Cambridge Downs Station, also located on the Flinders River, was established sometime during the 1860s, and was one of the largest and most successful pastoral enterprises in the region. The first homestead built on the property was unusual in that it was constructed of stone, and had a “cane grass roof, flagstone floor, and one inch bars in the windows” (Authurs 1995:267). It was sturdily built and unlike any other homestead in the region. Local anecdotal evidence suggests that the substantial nature of construction was a response to the threat of attack from local Indigenous people and, indeed, other researchers have suggested that fortification of dwellings is apparent in other homesteads in a number of other states (Burns 2010; Grguric 2008, 2010).

The purpose of my directed study, then, is twofold. In the first instance I will be bringing together available documentary sources in an attempt to reconstruct the history of the Cambridge Downs Station during this period of settlement and conflict. I will also be analysing the construction of the homestead in an attempt to ascertain whether it really does provide independent evidence of conflict on the frontier.

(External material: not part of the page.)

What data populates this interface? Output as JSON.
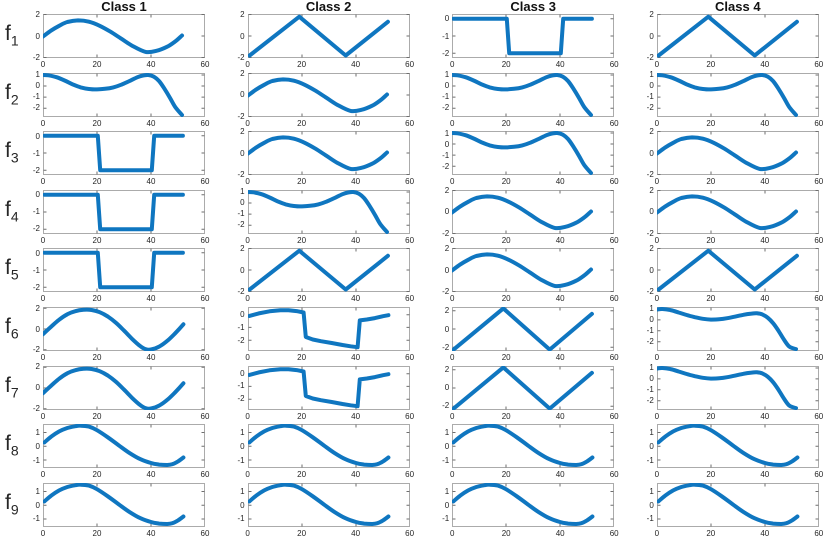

Megan Tutty, Master of CHM student

References

Authurs, J. A. 1995 From Wyangarie to Richmond: An Historic Record of the Richmond District of North Queensland. Richmond, Australia: Richmond Shire Council.

Burns, K. 2010 Frontier conflict, contact, exchange: Re-imagining colonial architecture. In M. Chapman and M. Ostwald (eds), Imagining … Proceedings of the 27th International SAHANZ Conference, pp.70-80. Newcastle, Australia: Society of Architectural Historians, Australia and New Zealand.

Foster, R. 2009 ‘Don’t mention the war’: Frontier violence and the language of concealment. History Australia. 6(3):68.

Grguric, N. 2008 Fortified homesteads: The architecture of fear in frontier South Australia and the Northern Territory, ca. 1847–1885. Journal of Conflict Archaeology 4: 59–85.

Grguric, N. 2010 Staking a claim: Fortified homesteads and their place in Australian settler identity construction. Archaeological Review from Cambridge 25: 47–63.